Señala también Canetti que la tendencia más extrema de la paranoia es la creencia de poseer por completo «el mundo de las palabras, como si el lenguaje fuera un puño y el mundo estuviese encerrado dentro». Recordad el puño de Lenin: en él cabían el lenguaje, el mundo, la verdad, como pensaban sus seguidores. El paranoico profesa una fe ciega en sus palabras y funciona con ellas siguiendo un sistema que procede del pensamiento mágico. Todo lo que él nombra es cierto, de la misma forma que es falso lo que dicen los otros, esos enmascarados. Le da una valor talismánico a sus palabras, y es algo que no sólo vemos en las proclamas de los mandatarios que se convirtieron en asesinos de masas, pues se aprecia con claridad en muchos discursos políticos, sobre todo cuando nombran al enemigo, al que fustigan con jaculatorias mágicas que nos conducen al chamanismo. 

Canetti sostiene que, en última instancia, el paranoico se proyecta en la fantasía de ser el único superviviente, o al menos «el único hombre que cuenta». El pensador sefardí concluye su reflexión sobre la enfermedad del poder diciendo: «No podemos rechazar la suposición de que detrás de cada paranoia, como detrás de cada poder, se halla la misma tendencia profunda: el deseo de barrer a los otros del camino, para ser el único, o en la forma más atenuada y admitida a menudo, el deseo de servirse de los demás para que con su ayuda uno llegue a ser el único». 

Al que alcanza la cúspide del poder Canetti lo ve como la mejor encarnación de la ya mentada categoría de «superviviente», es decir, «aquel que ha dado buena prueba de resistencia porque aún esta vivo», sí, vivo tras haber dejado unos cuantos cadáveres en la cuneta, y que los tendrá en cuenta, como mojones del camino, cuando mire hacia atrás y se regocije de haber sobrevivido. Uno de los momentos más desalentadores y lúcidos de la reflexión de Canetti es aquel en el que dice que con las gentes del poder hemos de perder toda esperanza porque sucumbirán siempre a la paranoia al estar envueltos en una atmósfera tóxica que multiplica los enemigos y agranda hasta la hipertrofia los aspectos más aberrantes de la personalidad. Algo que ya sabían Esquilo, Sófocles y Eurípides, que vincularon la paranoia con el poder mucho antes que Freud y Canetti, y crearon personajes perdidos en infiernos solipsistas llenos de delirios interpretativos, de «locuras razonadas» como diría Borges: enajenaciones que no le van a impedir al paranoico bien situado modificar monstruosamente la realidad en beneficio de su yo, que es lo único que cuenta, como dejaron claro Sófocles y Eurípides en algunas de sus mejores tragedias.  
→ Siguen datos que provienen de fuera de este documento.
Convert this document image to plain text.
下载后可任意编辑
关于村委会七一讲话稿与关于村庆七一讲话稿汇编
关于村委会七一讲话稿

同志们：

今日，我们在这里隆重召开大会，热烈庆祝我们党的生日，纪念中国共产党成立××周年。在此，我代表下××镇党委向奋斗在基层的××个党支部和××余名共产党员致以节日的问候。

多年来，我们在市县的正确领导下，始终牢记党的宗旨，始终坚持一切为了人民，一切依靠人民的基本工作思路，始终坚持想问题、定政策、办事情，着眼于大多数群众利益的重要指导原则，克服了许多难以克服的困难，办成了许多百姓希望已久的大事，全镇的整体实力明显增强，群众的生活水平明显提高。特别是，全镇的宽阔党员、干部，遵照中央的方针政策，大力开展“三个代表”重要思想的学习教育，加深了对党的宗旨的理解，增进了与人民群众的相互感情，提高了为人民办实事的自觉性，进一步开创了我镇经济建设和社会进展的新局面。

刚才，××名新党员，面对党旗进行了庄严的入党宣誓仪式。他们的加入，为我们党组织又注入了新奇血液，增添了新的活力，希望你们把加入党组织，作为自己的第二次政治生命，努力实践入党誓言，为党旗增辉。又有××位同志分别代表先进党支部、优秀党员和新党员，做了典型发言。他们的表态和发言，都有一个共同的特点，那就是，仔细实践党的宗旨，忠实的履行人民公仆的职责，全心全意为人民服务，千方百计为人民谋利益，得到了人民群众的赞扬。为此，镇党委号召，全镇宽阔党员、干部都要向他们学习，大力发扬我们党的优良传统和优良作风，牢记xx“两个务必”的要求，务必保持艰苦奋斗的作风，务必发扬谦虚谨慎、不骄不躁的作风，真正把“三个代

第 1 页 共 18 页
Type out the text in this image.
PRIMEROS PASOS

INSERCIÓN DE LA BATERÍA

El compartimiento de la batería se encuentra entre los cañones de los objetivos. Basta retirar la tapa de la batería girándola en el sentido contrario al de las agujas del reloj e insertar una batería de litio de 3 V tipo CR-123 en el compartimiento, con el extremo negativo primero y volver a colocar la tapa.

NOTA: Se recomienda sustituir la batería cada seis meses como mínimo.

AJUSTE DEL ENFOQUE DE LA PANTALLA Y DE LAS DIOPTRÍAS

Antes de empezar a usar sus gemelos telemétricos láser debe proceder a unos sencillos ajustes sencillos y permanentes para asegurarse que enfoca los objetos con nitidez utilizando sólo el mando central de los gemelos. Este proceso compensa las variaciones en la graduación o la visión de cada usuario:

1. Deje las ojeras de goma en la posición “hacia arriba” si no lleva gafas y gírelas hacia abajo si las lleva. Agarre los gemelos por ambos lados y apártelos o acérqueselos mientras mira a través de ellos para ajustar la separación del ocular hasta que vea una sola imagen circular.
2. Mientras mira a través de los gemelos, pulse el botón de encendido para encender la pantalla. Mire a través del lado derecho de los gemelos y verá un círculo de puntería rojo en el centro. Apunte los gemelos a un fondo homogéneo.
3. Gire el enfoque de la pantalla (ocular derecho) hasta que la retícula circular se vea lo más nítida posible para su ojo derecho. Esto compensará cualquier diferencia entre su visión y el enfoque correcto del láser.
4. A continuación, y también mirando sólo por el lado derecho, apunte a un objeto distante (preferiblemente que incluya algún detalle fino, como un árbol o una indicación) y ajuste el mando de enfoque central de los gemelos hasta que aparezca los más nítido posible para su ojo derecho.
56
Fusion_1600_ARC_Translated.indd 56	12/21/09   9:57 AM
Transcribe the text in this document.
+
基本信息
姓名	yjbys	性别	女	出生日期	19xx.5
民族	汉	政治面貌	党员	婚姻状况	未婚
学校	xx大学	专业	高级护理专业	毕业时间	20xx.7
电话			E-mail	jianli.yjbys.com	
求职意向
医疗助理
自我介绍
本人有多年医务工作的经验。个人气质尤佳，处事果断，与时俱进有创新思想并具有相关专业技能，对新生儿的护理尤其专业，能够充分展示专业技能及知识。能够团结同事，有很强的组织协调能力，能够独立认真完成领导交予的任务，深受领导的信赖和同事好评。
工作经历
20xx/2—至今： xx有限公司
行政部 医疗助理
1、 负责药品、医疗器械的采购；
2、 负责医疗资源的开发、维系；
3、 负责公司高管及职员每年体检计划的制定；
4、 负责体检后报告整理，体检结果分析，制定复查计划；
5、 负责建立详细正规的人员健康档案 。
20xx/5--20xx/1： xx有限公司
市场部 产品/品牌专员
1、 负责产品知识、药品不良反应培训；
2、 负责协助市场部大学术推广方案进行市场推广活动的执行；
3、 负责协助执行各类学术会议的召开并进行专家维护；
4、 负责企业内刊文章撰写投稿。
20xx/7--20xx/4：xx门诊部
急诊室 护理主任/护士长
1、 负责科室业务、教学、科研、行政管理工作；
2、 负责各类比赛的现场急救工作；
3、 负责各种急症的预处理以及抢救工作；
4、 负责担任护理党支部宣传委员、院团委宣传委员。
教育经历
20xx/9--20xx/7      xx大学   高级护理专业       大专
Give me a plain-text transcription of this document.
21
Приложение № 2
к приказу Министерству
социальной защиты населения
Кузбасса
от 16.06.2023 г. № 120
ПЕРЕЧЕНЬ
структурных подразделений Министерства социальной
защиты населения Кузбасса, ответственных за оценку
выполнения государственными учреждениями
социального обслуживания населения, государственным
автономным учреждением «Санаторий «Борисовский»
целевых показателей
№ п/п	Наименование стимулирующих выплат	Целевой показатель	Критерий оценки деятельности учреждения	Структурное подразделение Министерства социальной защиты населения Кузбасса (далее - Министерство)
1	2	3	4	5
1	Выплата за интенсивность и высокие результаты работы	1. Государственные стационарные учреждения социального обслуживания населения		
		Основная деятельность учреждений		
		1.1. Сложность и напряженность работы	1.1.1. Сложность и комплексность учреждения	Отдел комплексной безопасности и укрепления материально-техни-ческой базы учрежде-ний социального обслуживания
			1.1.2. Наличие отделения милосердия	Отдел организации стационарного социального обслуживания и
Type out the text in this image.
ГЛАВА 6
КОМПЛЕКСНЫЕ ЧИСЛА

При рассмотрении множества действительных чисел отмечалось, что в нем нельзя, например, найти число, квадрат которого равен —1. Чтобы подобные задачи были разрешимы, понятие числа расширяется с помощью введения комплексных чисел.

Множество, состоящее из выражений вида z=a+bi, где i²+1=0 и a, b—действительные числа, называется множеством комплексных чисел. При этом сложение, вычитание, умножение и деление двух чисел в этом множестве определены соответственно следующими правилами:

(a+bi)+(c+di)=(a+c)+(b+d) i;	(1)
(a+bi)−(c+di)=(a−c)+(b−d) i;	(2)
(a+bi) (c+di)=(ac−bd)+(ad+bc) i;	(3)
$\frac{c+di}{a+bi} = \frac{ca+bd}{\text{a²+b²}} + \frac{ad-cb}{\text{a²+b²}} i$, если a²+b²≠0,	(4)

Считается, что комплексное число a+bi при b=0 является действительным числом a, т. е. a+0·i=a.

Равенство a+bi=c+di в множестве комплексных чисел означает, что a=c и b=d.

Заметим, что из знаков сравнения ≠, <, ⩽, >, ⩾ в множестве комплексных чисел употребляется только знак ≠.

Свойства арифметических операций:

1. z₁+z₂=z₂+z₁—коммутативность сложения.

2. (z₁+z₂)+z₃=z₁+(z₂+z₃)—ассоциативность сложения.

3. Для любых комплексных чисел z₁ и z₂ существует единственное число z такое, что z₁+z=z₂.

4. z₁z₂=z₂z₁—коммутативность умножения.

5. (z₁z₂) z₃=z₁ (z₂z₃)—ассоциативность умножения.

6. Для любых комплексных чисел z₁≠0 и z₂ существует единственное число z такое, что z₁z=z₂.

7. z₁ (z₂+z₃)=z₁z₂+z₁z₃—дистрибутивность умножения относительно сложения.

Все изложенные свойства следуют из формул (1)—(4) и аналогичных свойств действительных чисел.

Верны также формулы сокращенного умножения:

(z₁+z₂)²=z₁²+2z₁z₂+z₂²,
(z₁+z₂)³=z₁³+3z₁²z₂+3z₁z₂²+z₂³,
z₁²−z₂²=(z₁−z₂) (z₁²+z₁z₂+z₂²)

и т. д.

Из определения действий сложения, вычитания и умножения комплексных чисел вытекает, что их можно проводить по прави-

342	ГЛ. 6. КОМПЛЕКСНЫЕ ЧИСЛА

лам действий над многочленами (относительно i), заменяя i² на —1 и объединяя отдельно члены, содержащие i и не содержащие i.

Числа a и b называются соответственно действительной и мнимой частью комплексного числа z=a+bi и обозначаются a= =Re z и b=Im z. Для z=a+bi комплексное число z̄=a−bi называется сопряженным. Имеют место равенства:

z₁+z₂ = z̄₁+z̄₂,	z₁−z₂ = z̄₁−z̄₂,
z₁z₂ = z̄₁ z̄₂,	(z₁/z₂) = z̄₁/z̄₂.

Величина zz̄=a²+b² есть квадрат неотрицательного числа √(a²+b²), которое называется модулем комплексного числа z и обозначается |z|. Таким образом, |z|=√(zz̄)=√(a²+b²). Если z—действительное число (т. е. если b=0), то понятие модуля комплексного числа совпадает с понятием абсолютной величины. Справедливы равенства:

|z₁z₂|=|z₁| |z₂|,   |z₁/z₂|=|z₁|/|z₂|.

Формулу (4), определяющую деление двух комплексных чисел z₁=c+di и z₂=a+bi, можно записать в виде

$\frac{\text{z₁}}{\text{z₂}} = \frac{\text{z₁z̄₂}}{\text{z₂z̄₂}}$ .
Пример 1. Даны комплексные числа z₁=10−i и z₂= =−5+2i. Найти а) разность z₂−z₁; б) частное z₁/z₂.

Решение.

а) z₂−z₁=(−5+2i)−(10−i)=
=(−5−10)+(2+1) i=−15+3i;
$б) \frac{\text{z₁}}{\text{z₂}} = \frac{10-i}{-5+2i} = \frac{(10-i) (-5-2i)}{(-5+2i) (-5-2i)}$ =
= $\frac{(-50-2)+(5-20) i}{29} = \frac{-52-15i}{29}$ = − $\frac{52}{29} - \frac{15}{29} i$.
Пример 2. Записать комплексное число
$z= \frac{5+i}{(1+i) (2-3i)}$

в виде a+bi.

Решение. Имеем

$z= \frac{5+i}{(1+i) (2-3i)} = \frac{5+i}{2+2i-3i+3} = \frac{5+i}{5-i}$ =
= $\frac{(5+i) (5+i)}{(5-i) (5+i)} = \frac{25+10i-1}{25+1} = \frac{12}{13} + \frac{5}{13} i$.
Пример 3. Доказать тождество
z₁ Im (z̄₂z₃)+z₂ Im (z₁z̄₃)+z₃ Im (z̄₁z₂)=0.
Como conclusión diré que hasta no hace mucho vinculaba más la pasión por el poder con el deseo de dominar que con la paranoia en sí, y pensaba que cuando el poderoso se veía rodeado de enemigos tenía razón y no se trataba de un delirio. Cierto, pero también es cierto que el poder, por su misma esencia, agranda la paranoia hasta límites indecibles y que sólo desde el poder pueden ver la luz las más tenebrosas experiencias del deseo.